Thursday, February 21, 2013


Last night I dreamed -- blessed illusion --
that I had a beehive here
in my heart
and that the golden bees were making
white combs and sweet honey
from my old failures.

- Antonio Machado

February has always been challenging for me.  I know why: it's because February's not impressed with me, and has something to teach me that I don't particularly want to learn.  February's like Mary Poppins, but not the sweet, pretty, bell-voiced Poppins in the Disney movie, but rather it's the bitchy, dowdy, exasperating Mary Poppins from the books. 

But February does have one thing going for it: Jonathan Richman.

I don't go out to listen to music anymore because I'm old-ish and tired and bands playing in Athens usually start around 1:30 in the morning or something.  And just because somebody plays music out loud doesn't mean I need to be there for them to do it, regardless of whether I'd appreciate the music they're playing.

But Jonathan Richman comes almost every February, and I do need to be there for that.  Because it is, as Bryan calls it, "sacred music":

And this:

And this:

So, Bryan and I went last Friday to see him at the 40 Watt, and there were crowd-wide sing-alongs and clapping and ridiculous dancing and people grinning at each other like weirdos, and Jonathan Richman told a 20 minute story about being 16 and asking Lou Reed and Sterling Morrison about what being on drugs was like, and they gave him a bunch of homework to go out and hunt down people who knew a lot about each kind of drug he was interested in, so he just interviewed those people instead of doing the drugs.  It was boundlessly adorable. 

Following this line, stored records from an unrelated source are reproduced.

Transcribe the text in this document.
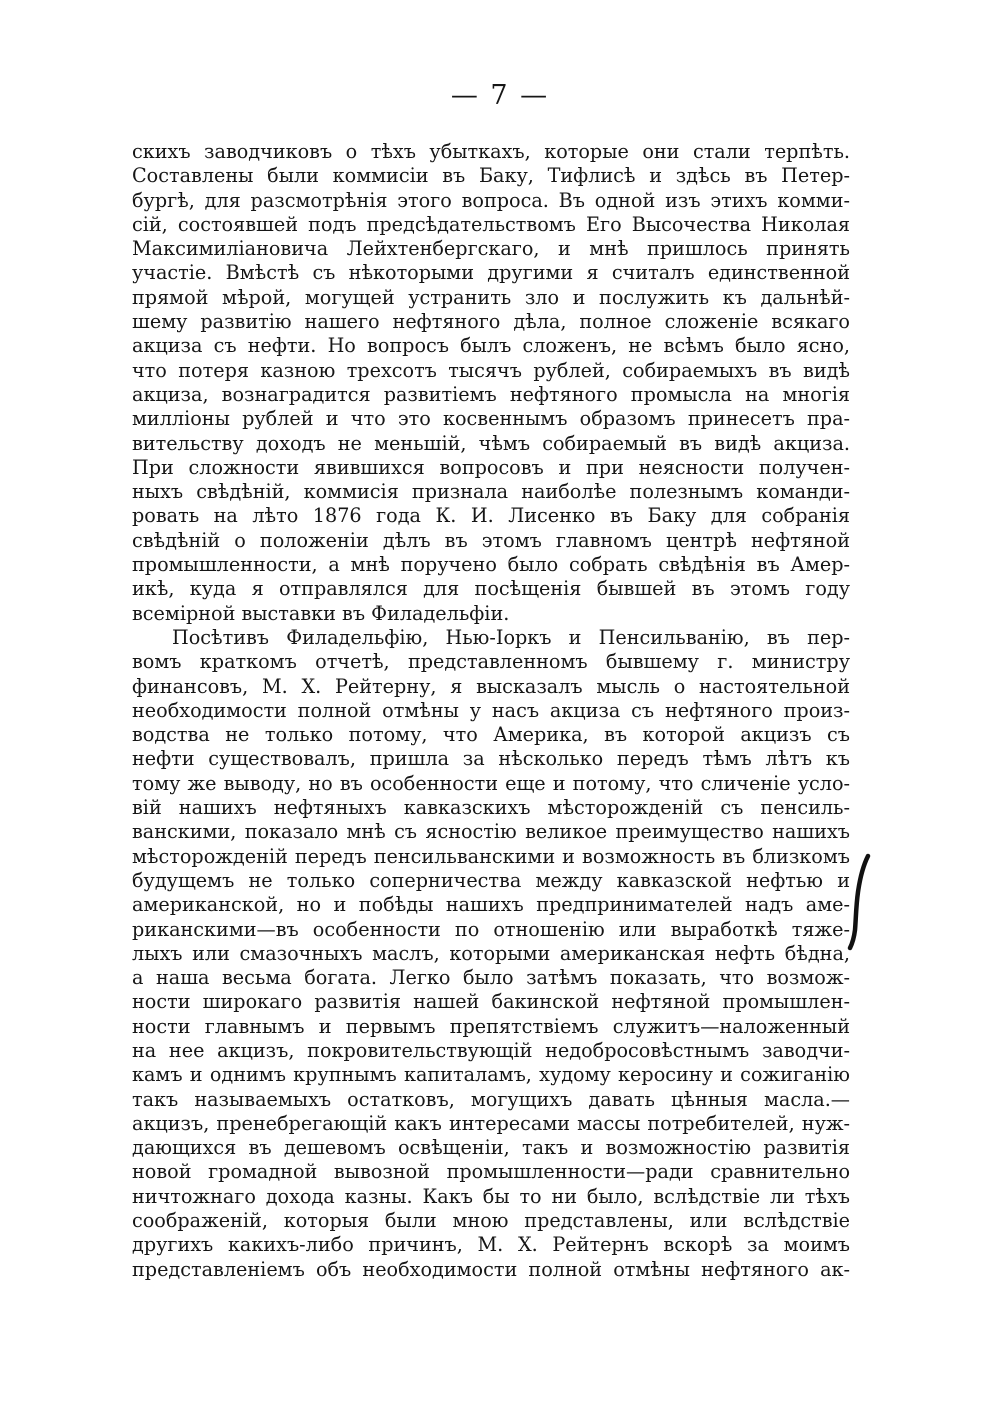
— 7 —
скихъ заводчиковъ о тѣхъ убыткахъ, которые они стали терпѣть.
Составлены были коммисіи въ Баку, Тифлисѣ и здѣсь въ Петер-
бургѣ, для разсмотрѣнія этого вопроса. Въ одной изъ этихъ комми-
сій, состоявшей подъ предсѣдательствомъ Его Высочества Николая
Максимиліановича Лейхтенбергскаго, и мнѣ пришлось принять
участіе. Вмѣстѣ съ нѣкоторыми другими я считалъ единственной
прямой мѣрой, могущей устранить зло и послужить къ дальнѣй-
шему развитію нашего нефтяного дѣла, полное сложеніе всякаго
акциза съ нефти. Но вопросъ былъ сложенъ, не всѣмъ было ясно,
что потеря казною трехсотъ тысячъ рублей, собираемыхъ въ видѣ
акциза, вознаградится развитіемъ нефтяного промысла на многія
милліоны рублей и что это косвеннымъ образомъ принесетъ пра-
вительству доходъ не меньшій, чѣмъ собираемый въ видѣ акциза.
При сложности явившихся вопросовъ и при неясности получен-
ныхъ свѣдѣній, коммисія признала наиболѣе полезнымъ команди-
ровать на лѣто 1876 года К. И. Лисенко въ Баку для собранія
свѣдѣній о положеніи дѣлъ въ этомъ главномъ центрѣ нефтяной
промышленности, а мнѣ поручено было собрать свѣдѣнія въ Амер-
икѣ, куда я отправлялся для посѣщенія бывшей въ этомъ году
всемірной выставки въ Филадельфіи.
Посѣтивъ Филадельфію, Нью-Іоркъ и Пенсильванію, въ пер-
вомъ краткомъ отчетѣ, представленномъ бывшему г. министру
финансовъ, М. X. Рейтерну, я высказалъ мысль о настоятельной
необходимости полной отмѣны у насъ акциза съ нефтяного произ-
водства не только потому, что Америка, въ которой акцизъ съ
нефти существовалъ, пришла за нѣсколько передъ тѣмъ лѣтъ къ
тому же выводу, но въ особенности еще и потому, что сличеніе усло-
вій нашихъ нефтяныхъ кавказскихъ мѣсторожденій съ пенсиль-
ванскими, показало мнѣ съ ясностію великое преимущество нашихъ
мѣсторожденій передъ пенсильванскими и возможность въ близкомъ
будущемъ не только соперничества между кавказской нефтью и
американской, но и побѣды нашихъ предпринимателей надъ аме-
риканскими—въ особенности по отношенію или выработкѣ тяже-
лыхъ или смазочныхъ маслъ, которыми американская нефть бѣдна,
а наша весьма богата. Легко было затѣмъ показать, что возмож-
ности широкаго развитія нашей бакинской нефтяной промышлен-
ности главнымъ и первымъ препятствіемъ служитъ—наложенный
на нее акцизъ, покровительствующій недобросовѣстнымъ заводчи-
камъ и однимъ крупнымъ капиталамъ, худому керосину и сожиганію
такъ называемыхъ остатковъ, могущихъ давать цѣнныя масла.—
акцизъ, пренебрегающій какъ интересами массы потребителей, нуж-
дающихся въ дешевомъ освѣщеніи, такъ и возможностію развитія
новой громадной вывозной промышленности—ради сравнительно
ничтожнаго дохода казны. Какъ бы то ни было, вслѣдствіе ли тѣхъ
соображеній, которыя были мною представлены, или вслѣдствіе
другихъ какихъ-либо причинъ, М. X. Рейтернъ вскорѣ за моимъ
представленіемъ объ необходимости полной отмѣны нефтяного ак-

But here's what I want to say about February--or whatever your February is: it can be tough and disruptive and uncomfortable, but sometimes you find your very own Jonathan Richman in the midst of it.  And you got to surrender to Jonathan.  I promise, it helps.

Thursday, February 7, 2013


This is how mornings go:

4:30 - 5:00 AM: Bryan's alarm goes off to let everybody know it's veeeery early in the morning.  He gets up and works.

5:00 - 7:30 AM: Odessa and I snuggle and snooze.

7:30 AM: Dessa gets up and thumps into the kitchen. Bryan makes her cereal, and they talk.

7:30 - 8:15 AM: I either continue to sleep all by myself, or just lie there thinking at the ceiling until somebody comes in and insists I get up.

But this morning, I listened to Bryan and Odessa telling a story.   Here's how it went:

O: Daddy, tell a story. 
B: What do you want the story to be about?
O: A princess named Odessa who lives at the store. She has three friends named Lucy, Loretta, Tucker and Ben whose mommies died. They live with a lady named Jesslyn who is all of their mommies. Odessa's daddy died looooong ago.
B: laughing
O: incoherent scolding

Odessa's very interested in dying lately.  Her favorite episode of Sesame Street is the one from 1982 where Big Bird has to come to grips with Mr. Hooper's death. Every time she sees my 95 year old grandmother, she tells her she's sorry her mommy died.  She's constantly trying to get me to promise to adopt her friends in the event that some fatal misfortune befalls their parents.

Death has even made its way into a game we play in the bath called "Yucky Soup, Yummy Soup."  The rules are pretty simple: one of us says to the other, "Would you like some soup?" And the person being offered the soup very politely asks, "Is it yucky soup or yummy soup?" And then the cook has to divulge whether it is, in fact, yucky or yummy, and enumerate the entire list of ingredients.  Yummy soup is kind of boring--it's mostly just candy and orange juice and berries, and when you taste it (FYI: it's bath water served in a tiny wok), you have to smile and nod and say "mmmmmmm mmmmmm mmmm, yummy!"

Yucky soup is more fun because you get to make a scene of spitting it out.  But my favorite part is when Dessa lists all the ingredients: "a towel, grownup toothpaste, beer, teeth, necklaces, Mommy's lotion, dirt and worms, green, black, pictures, hair, poop-and-pee, sticks, kitty food, kitties, bunnies--no...not bunnies...." And tonight she added a new one:

"...and DIED."

"YUCK!" I said, and spat bathwater all over the shower tiles.